Sur les dépens et l’article 700 du Code de procédure civile
Selon l’article 696 du Code de procédure civile, la partie perdante est condamnée aux dépens, à moins que le juge, par décision motivée, n’en mette la totalité ou une fraction à la charge d’une autre partie.
La SAS SGM PERSEPHONE, partie qui succombe, sera condamnée aux entiers frais et dépens, en ce compris le coût de commandement de payer.
Le juge condamne la partie tenue aux dépens ou qui perd son procès à payer :
1° A l’autre partie la somme qu’il détermine, au titre des frais exposés et non compris dans les dépens,
2° Et, le cas échéant, à l’avocat du bénéficiaire de l’aide juridictionnelle partielle ou totale une somme au titre des honoraires et frais, non compris dans les dépens, que le bénéficiaire de l’aide aurait exposés s’il n’avait pas eu cette aide.
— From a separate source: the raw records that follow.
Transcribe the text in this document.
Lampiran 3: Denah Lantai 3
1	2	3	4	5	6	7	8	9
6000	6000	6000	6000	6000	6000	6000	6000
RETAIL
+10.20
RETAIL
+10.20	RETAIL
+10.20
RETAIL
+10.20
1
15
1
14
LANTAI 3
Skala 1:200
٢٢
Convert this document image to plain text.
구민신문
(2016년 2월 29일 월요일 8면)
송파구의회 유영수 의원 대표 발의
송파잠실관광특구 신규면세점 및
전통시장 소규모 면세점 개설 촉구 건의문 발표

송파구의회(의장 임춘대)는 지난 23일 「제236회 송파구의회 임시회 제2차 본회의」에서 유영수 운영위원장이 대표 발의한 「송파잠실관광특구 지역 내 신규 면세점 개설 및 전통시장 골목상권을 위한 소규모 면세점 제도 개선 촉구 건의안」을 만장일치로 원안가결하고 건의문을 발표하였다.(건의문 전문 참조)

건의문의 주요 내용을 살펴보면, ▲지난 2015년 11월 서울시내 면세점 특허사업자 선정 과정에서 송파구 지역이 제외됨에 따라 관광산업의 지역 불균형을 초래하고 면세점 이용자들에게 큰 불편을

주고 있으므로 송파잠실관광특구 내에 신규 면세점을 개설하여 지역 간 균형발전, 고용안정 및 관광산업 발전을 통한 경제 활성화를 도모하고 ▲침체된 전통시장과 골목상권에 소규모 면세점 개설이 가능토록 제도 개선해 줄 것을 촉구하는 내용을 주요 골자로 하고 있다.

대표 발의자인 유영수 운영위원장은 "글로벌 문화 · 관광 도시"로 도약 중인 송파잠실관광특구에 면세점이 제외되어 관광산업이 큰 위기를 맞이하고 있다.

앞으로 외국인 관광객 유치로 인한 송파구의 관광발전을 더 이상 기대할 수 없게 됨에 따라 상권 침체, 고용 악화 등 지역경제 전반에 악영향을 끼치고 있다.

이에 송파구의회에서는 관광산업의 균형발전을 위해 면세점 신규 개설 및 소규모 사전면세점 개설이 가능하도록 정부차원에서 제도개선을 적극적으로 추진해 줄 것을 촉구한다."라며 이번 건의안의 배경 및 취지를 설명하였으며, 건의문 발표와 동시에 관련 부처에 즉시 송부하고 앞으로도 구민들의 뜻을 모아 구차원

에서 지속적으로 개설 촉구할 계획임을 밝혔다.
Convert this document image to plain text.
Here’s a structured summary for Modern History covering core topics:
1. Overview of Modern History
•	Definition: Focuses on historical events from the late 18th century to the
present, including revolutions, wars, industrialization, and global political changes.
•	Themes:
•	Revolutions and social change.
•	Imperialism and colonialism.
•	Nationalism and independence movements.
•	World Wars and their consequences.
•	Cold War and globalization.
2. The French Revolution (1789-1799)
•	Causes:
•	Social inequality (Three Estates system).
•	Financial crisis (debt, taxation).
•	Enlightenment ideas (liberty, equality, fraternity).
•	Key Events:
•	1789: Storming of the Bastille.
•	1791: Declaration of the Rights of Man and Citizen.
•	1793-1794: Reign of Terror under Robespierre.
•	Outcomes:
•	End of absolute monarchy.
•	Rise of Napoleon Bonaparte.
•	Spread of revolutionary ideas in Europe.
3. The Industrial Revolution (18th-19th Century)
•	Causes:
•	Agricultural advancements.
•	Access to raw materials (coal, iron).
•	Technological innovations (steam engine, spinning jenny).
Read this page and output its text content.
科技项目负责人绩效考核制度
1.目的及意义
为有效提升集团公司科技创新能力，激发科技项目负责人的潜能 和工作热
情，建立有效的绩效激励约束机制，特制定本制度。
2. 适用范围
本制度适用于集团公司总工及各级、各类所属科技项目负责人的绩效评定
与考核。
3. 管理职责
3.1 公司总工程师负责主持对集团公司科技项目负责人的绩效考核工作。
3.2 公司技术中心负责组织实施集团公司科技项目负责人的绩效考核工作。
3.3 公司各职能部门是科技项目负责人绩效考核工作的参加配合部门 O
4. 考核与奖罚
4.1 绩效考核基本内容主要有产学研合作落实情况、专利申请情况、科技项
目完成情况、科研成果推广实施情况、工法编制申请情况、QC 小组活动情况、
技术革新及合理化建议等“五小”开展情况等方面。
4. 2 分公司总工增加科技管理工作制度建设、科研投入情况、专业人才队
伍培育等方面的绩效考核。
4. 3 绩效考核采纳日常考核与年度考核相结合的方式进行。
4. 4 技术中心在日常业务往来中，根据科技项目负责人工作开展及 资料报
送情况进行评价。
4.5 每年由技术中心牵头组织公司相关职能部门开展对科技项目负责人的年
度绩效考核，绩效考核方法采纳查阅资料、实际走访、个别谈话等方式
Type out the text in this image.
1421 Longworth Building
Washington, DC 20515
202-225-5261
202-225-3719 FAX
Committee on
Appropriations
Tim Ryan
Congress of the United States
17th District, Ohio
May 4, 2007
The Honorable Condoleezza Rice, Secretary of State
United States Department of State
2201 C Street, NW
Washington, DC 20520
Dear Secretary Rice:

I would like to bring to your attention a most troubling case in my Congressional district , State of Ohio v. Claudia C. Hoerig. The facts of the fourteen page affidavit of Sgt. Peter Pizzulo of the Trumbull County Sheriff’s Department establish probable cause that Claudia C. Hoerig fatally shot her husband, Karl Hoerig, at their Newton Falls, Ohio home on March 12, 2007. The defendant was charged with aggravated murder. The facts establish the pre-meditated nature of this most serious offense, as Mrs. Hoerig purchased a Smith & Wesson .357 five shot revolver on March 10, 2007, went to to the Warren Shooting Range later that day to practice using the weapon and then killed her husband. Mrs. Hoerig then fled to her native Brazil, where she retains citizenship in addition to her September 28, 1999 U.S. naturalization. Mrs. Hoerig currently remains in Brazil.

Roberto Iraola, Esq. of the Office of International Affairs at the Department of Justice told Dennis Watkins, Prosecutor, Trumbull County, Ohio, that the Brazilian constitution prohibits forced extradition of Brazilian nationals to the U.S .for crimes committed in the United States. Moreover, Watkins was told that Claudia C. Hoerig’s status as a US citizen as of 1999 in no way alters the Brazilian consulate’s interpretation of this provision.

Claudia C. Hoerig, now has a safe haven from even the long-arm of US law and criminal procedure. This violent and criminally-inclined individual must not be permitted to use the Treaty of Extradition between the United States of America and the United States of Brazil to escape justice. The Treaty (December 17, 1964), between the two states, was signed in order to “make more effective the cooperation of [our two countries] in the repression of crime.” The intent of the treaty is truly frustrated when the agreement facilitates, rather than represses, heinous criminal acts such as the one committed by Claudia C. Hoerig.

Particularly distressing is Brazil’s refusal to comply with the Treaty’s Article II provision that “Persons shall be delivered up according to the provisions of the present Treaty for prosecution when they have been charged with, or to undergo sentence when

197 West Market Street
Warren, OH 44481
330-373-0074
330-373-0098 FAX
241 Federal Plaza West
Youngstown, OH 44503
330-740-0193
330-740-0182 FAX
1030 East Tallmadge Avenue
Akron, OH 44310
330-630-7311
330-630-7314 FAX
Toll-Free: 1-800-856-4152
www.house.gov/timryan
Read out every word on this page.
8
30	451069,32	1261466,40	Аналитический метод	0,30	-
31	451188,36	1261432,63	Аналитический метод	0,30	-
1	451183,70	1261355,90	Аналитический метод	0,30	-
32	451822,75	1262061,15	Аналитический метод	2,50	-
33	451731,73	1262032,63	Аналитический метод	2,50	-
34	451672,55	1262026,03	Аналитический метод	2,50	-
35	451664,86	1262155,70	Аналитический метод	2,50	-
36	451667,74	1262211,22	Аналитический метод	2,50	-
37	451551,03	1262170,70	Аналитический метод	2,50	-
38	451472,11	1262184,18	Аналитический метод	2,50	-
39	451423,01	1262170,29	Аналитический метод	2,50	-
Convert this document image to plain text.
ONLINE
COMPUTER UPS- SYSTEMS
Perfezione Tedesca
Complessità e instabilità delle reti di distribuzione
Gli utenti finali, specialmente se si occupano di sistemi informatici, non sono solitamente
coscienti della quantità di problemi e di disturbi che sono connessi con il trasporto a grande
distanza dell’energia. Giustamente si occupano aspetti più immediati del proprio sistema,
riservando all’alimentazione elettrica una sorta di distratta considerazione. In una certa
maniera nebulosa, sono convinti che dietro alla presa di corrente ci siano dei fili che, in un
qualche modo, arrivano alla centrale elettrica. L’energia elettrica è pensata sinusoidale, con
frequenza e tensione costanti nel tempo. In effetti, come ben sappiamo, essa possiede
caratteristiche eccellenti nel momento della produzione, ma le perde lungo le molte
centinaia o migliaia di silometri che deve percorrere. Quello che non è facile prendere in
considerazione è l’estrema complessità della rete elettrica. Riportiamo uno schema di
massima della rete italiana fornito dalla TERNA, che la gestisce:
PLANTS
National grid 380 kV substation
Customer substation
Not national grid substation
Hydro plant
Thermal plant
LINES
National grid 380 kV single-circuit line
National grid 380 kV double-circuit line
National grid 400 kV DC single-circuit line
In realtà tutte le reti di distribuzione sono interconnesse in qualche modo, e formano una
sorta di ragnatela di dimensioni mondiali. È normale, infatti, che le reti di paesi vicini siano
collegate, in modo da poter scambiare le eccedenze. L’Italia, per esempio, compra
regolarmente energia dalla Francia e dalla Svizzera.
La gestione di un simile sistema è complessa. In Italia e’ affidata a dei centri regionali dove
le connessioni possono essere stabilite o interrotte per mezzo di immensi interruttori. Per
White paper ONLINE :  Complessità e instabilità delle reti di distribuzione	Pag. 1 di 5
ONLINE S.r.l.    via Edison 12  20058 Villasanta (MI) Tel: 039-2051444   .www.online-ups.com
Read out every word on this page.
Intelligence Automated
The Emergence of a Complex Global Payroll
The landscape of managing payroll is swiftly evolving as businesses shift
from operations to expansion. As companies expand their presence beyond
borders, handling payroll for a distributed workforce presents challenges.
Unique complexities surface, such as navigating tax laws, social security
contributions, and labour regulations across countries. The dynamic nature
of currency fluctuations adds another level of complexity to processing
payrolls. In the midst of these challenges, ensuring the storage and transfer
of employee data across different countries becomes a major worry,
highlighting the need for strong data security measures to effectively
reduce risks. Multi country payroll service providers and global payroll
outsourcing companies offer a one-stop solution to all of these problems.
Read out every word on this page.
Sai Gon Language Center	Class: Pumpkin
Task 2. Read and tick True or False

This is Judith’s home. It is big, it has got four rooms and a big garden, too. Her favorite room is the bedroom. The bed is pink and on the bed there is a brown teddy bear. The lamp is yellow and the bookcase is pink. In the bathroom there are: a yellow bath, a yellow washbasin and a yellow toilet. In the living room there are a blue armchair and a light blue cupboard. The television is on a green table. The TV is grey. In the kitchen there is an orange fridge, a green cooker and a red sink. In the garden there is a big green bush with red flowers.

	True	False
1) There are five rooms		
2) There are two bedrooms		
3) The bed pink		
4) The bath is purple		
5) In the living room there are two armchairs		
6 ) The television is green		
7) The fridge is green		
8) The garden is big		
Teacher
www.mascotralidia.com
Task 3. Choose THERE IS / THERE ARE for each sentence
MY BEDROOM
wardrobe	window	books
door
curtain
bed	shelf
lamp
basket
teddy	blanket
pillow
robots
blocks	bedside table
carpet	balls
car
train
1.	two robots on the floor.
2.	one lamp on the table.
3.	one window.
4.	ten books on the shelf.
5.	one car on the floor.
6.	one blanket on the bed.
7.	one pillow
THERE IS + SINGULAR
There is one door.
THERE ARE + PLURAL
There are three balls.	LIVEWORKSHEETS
Dans ce cas, il est procédé comme il est dit aux alinéas 3 et 4 de l’article 37 de la loi n° 91-647 du 10 juillet 1991.
Dans tous les cas, le juge tient compte de l’équité ou de la situation économique de la partie condamnée. Il peut, même d’office, pour des raisons tirées des mêmes considérations, dire qu’il n’y a pas lieu à ces condamnations. Néanmoins, s’il alloue une somme au titre du 2° du présent article, celle-ci ne peut être inférieure à la part contributive de l’Etat.
Il convient de débouter la SAS SGM PERSEPHONE, partie succombante, de sa demande au titre de l’article 700 du Code de procédure civile.
PAR CES MOTIFS
Madame Dominique ALBAGLY, Première Vice-Présidente, Juge des référés par délégation, statuant publiquement, par ordonnance réputée contradictoire, en premier ressort :
RENVOIE les parties à se pourvoir au principal ainsi qu’elles aviseront, mais dès à présent,
DIT n’y avoir lieu à référé ;
CONDAMNE la SAS SGM PERSEPHONE aux dépens ;
DÉBOUTE la SAS SGM PERSEPHONE de sa demande fondée sur les dispositions de l’article 700 du code de procédure civile ;
RAPPELLE que cette ordonnance de référé est immédiatement exécutoire à titre provisoire et sans constitution de garantie particulière, même en cas d’appel.
Ordonnance rendue publiquement par mise à disposition au greffe le seize septembre deux mil vingt cinq par Madame Dominique ALBAGLY, Première Vice-Présidente du Tribunal judiciaire, assistée de Madame Anna FELTES, Greffier.